The pair encourage anyone interested in chess to come and check out the club and give it a try.

“I hope they come out and give it a try,” Reinio said. “We have a wide range of players. We have people who are absolute beginners who come to learn how to play, and we have people who are very experienced.

“I think we have a pair that is ranked as National Canadian Masters. There are many opportunities to play at different levels,” he added. “There is also a social component. It’s just great to be able to play across the board with someone.”

Trotter credits the Netflix miniseries The Queen’s Gambit for helping remove some of the stigma that often surrounded the game.

“People often thought that chess was only for the ‘nerdy person’… but chess is great. It’s almost a sport,” he said. “I always loved chess as a child, but I just gave up. When you grow up, you’re going to play baseball or hockey (because) that’s what you do… but chess is for everyone.

“We do a little lesson at the beginning and we have a lot of players who want nothing more than to just help you in a positive (and) growing way.
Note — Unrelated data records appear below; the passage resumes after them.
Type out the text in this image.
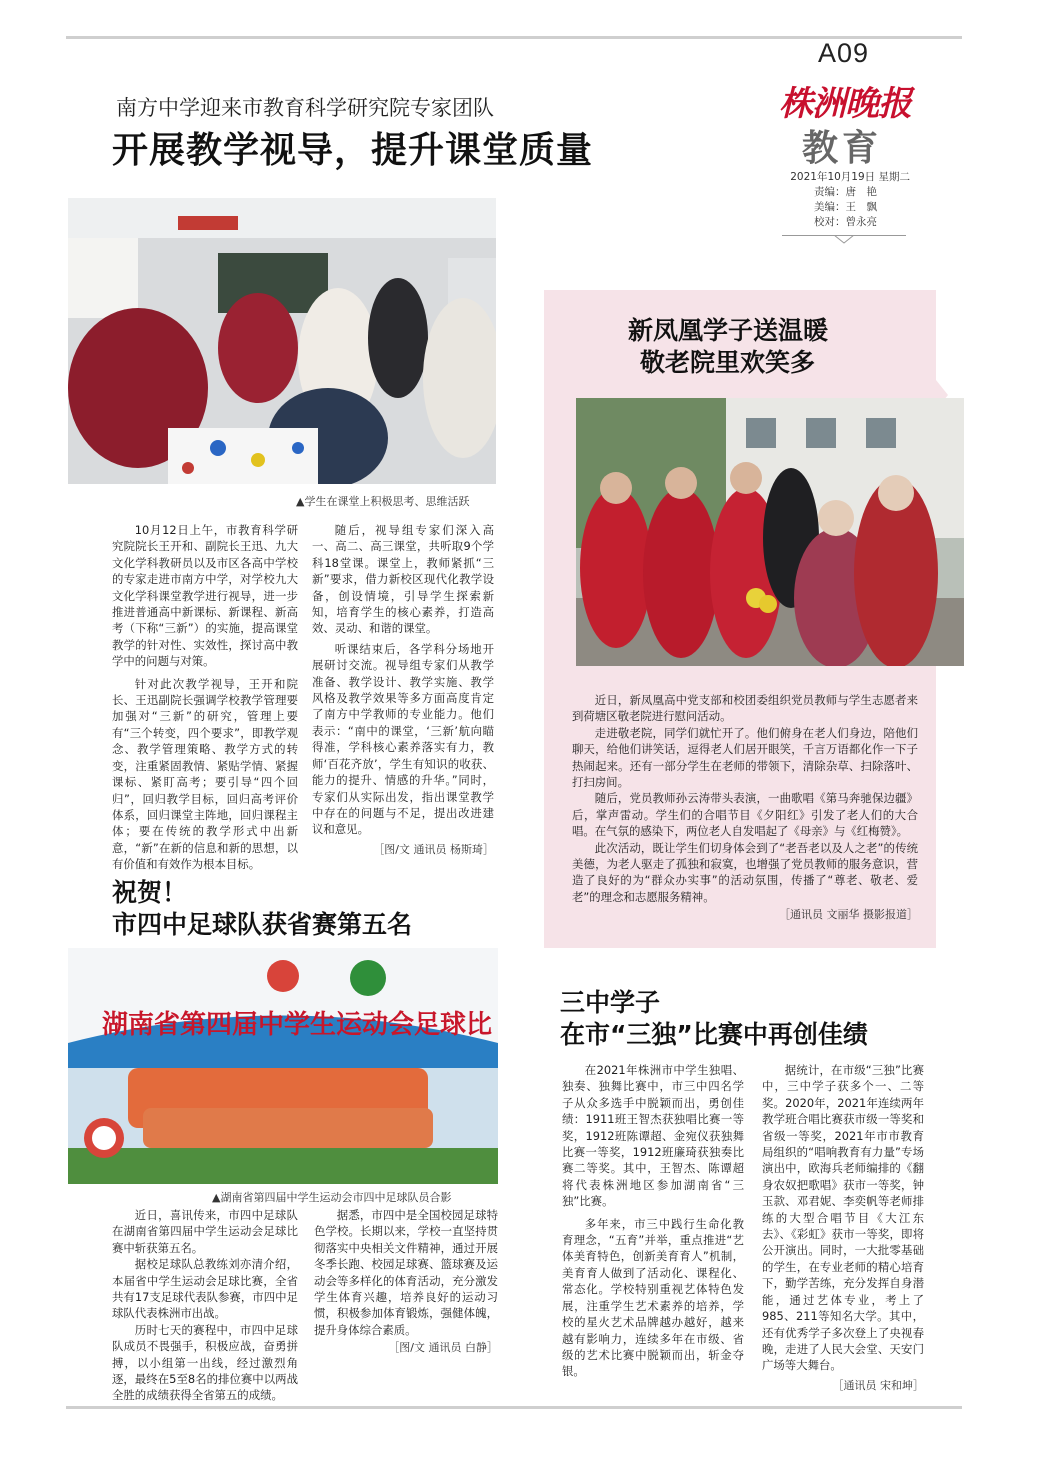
A09
株洲晚报
教育
2021年10月19日 星期二
责编：唐　艳
美编：王　飘
校对：曾永亮
南方中学迎来市教育科学研究院专家团队
开展教学视导，提升课堂质量
▲学生在课堂上积极思考、思维活跃

10月12日上午，市教育科学研究院院长王开和、副院长王迅、九大文化学科教研员以及市区各高中学校的专家走进市南方中学，对学校九大文化学科课堂教学进行视导，进一步推进普通高中新课标、新课程、新高考（下称“三新”）的实施，提高课堂教学的针对性、实效性，探讨高中教学中的问题与对策。

针对此次教学视导，王开和院长、王迅副院长强调学校教学管理要加强对“三新”的研究，管理上要有“三个转变，四个要求”，即教学观念、教学管理策略、教学方式的转变，注重紧固教情、紧贴学情、紧握课标、紧盯高考；要引导“四个回归”，回归教学目标，回归高考评价体系，回归课堂主阵地，回归课程主体；要在传统的教学形式中出新意，“新”在新的信息和新的思想，以有价值和有效作为根本目标。

随后，视导组专家们深入高一、高二、高三课堂，共听取9个学科18堂课。课堂上，教师紧抓“三新”要求，借力新校区现代化教学设备，创设情境，引导学生探索新知，培育学生的核心素养，打造高效、灵动、和谐的课堂。

听课结束后，各学科分场地开展研讨交流。视导组专家们从教学准备、教学设计、教学实施、教学风格及教学效果等多方面高度肯定了南方中学教师的专业能力。他们表示：“南中的课堂，‘三新’航向瞄得准，学科核心素养落实有力，教师‘百花齐放’，学生有知识的收获、能力的提升、情感的升华。”同时，专家们从实际出发，指出课堂教学中存在的问题与不足，提出改进建议和意见。

［图/文 通讯员 杨斯琦］
新凤凰学子送温暖
敬老院里欢笑多

近日，新凤凰高中党支部和校团委组织党员教师与学生志愿者来到荷塘区敬老院进行慰问活动。

走进敬老院，同学们就忙开了。他们俯身在老人们身边，陪他们聊天，给他们讲笑话，逗得老人们居开眼笑，千言万语都化作一下子热闹起来。还有一部分学生在老师的带领下，清除杂草、扫除落叶、打扫房间。

随后，党员教师孙云涛带头表演，一曲歌唱《第马奔驰保边疆》后，掌声雷动。学生们的合唱节目《夕阳红》引发了老人们的大合唱。在气氛的感染下，两位老人自发唱起了《母亲》与《红梅赞》。

此次活动，既让学生们切身体会到了“老吾老以及人之老”的传统美德，为老人驱走了孤独和寂寞，也增强了党员教师的服务意识，营造了良好的为“群众办实事”的活动氛围，传播了“尊老、敬老、爱老”的理念和志愿服务精神。

［通讯员 文丽华 摄影报道］
祝贺！
市四中足球队获省赛第五名
湖南省第四届中学生运动会足球比
▲湖南省第四届中学生运动会市四中足球队员合影

近日，喜讯传来，市四中足球队在湖南省第四届中学生运动会足球比赛中斩获第五名。

据校足球队总教练刘亦清介绍，本届省中学生运动会足球比赛，全省共有17支足球代表队参赛，市四中足球队代表株洲市出战。

历时七天的赛程中，市四中足球队成员不畏强手，积极应战，奋勇拼搏，以小组第一出线，经过激烈角逐，最终在5至8名的排位赛中以两战全胜的成绩获得全省第五的成绩。

据悉，市四中是全国校园足球特色学校。长期以来，学校一直坚持贯彻落实中央相关文件精神，通过开展冬季长跑、校园足球赛、篮球赛及运动会等多样化的体育活动，充分激发学生体育兴趣，培养良好的运动习惯，积极参加体育锻炼，强健体魄，提升身体综合素质。

［图/文 通讯员 白静］
三中学子
在市“三独”比赛中再创佳绩

在2021年株洲市中学生独唱、独奏、独舞比赛中，市三中四名学子从众多选手中脱颖而出，勇创佳绩：1911班王智杰获独唱比赛一等奖，1912班陈谭超、金宛仪获独舞比赛一等奖，1912班廉琦获独奏比赛二等奖。其中，王智杰、陈谭超将代表株洲地区参加湖南省“三独”比赛。

多年来，市三中践行生命化教育理念，“五育”并举，重点推进“艺体美育特色，创新美育育人”机制，美育育人做到了活动化、课程化、常态化。学校特别重视艺体特色发展，注重学生艺术素养的培养，学校的星火艺术品牌越办越好，越来越有影响力，连续多年在市级、省级的艺术比赛中脱颖而出，斩金夺银。

据统计，在市级“三独”比赛中，三中学子获多个一、二等奖。2020年，2021年连续两年教学班合唱比赛获市级一等奖和省级一等奖，2021年市市教育局组织的“唱响教育有力量”专场演出中，欧海兵老师编排的《翻身农奴把歌唱》获市一等奖，钟玉款、邓君妮、李奕帆等老师排练的大型合唱节目《大江东去》、《彩虹》获市一等奖，即将公开演出。同时，一大批零基础的学生，在专业老师的精心培育下，勤学苦练，充分发挥自身潜能，通过艺体专业，考上了985、211等知名大学。其中，还有优秀学子多次登上了央视春晚，走进了人民大会堂、天安门广场等大舞台。

［通讯员 宋和坤］
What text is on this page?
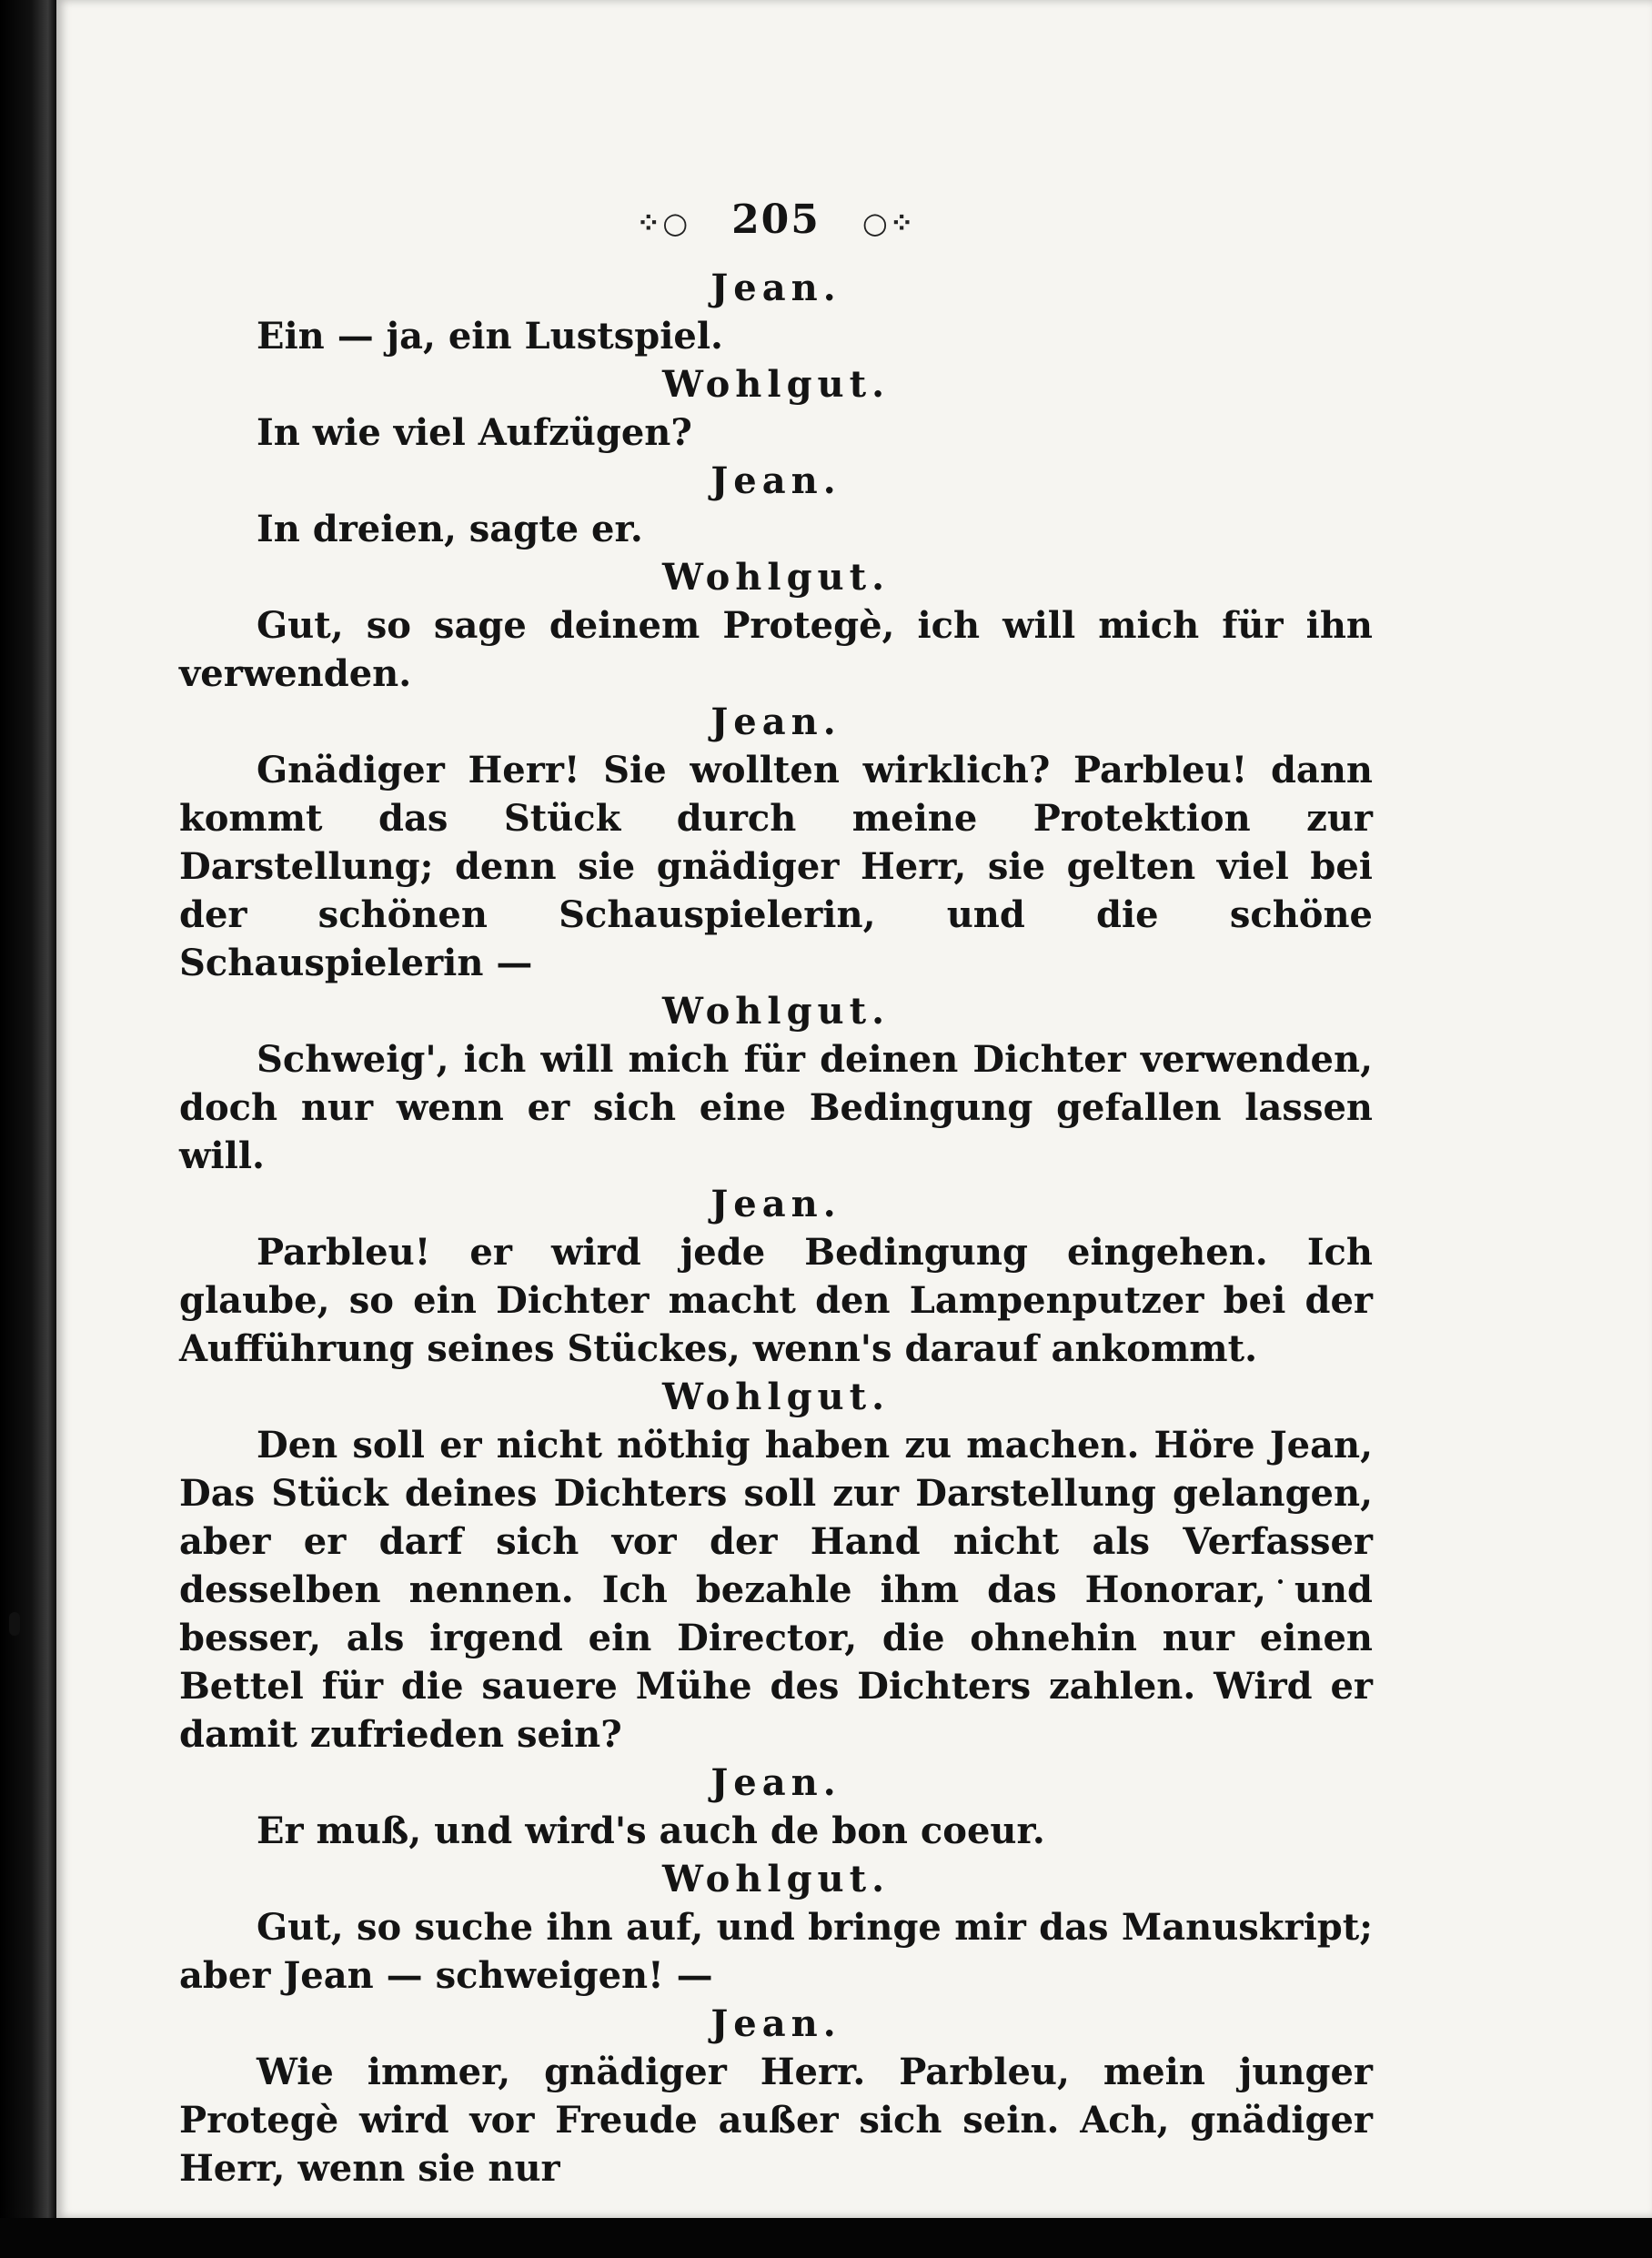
⁘○ 205 ○⁘
Jean.
Ein — ja, ein Lustspiel.
Wohlgut.
In wie viel Aufzügen?
Jean.
In dreien, sagte er.
Wohlgut.
Gut, so sage deinem Protegè, ich will mich für ihn verwenden.
Jean.
Gnädiger Herr! Sie wollten wirklich? Parbleu! dann kommt das Stück durch meine Protektion zur Darstellung; denn sie gnädiger Herr, sie gelten viel bei der schönen Schauspielerin, und die schöne Schauspielerin —
Wohlgut.
Schweig', ich will mich für deinen Dichter verwenden, doch nur wenn er sich eine Bedingung gefallen lassen will.
Jean.
Parbleu! er wird jede Bedingung eingehen. Ich glaube, so ein Dichter macht den Lampenputzer bei der Aufführung seines Stückes, wenn's darauf ankommt.
Wohlgut.
Den soll er nicht nöthig haben zu machen. Höre Jean, Das Stück deines Dichters soll zur Darstellung gelangen, aber er darf sich vor der Hand nicht als Verfasser desselben nennen. Ich bezahle ihm das Honorar, und besser, als irgend ein Director, die ohnehin nur einen Bettel für die sauere Mühe des Dichters zahlen. Wird er damit zufrieden sein?
Jean.
Er muß, und wird's auch de bon coeur.
Wohlgut.
Gut, so suche ihn auf, und bringe mir das Manuskript; aber Jean — schweigen! —
Jean.
Wie immer, gnädiger Herr. Parbleu, mein junger Protegè wird vor Freude außer sich sein. Ach, gnädiger Herr, wenn sie nur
It is a journey without end,” Trotter added.

As the club prepares to celebrate its one-year anniversary, Trotter said BarrieToday they have their sights set on continuing to promote the game across the region, and even hope to expand the club to include a day for under-16s to meet.

“The past year just flew by. We started with just one day a month and there is so much love for chess that we are trying to think of ways to add more days,” he said. “We are growing. It was a blink of an eye.”

Anyone who wants more information can email Reinio at (email protected).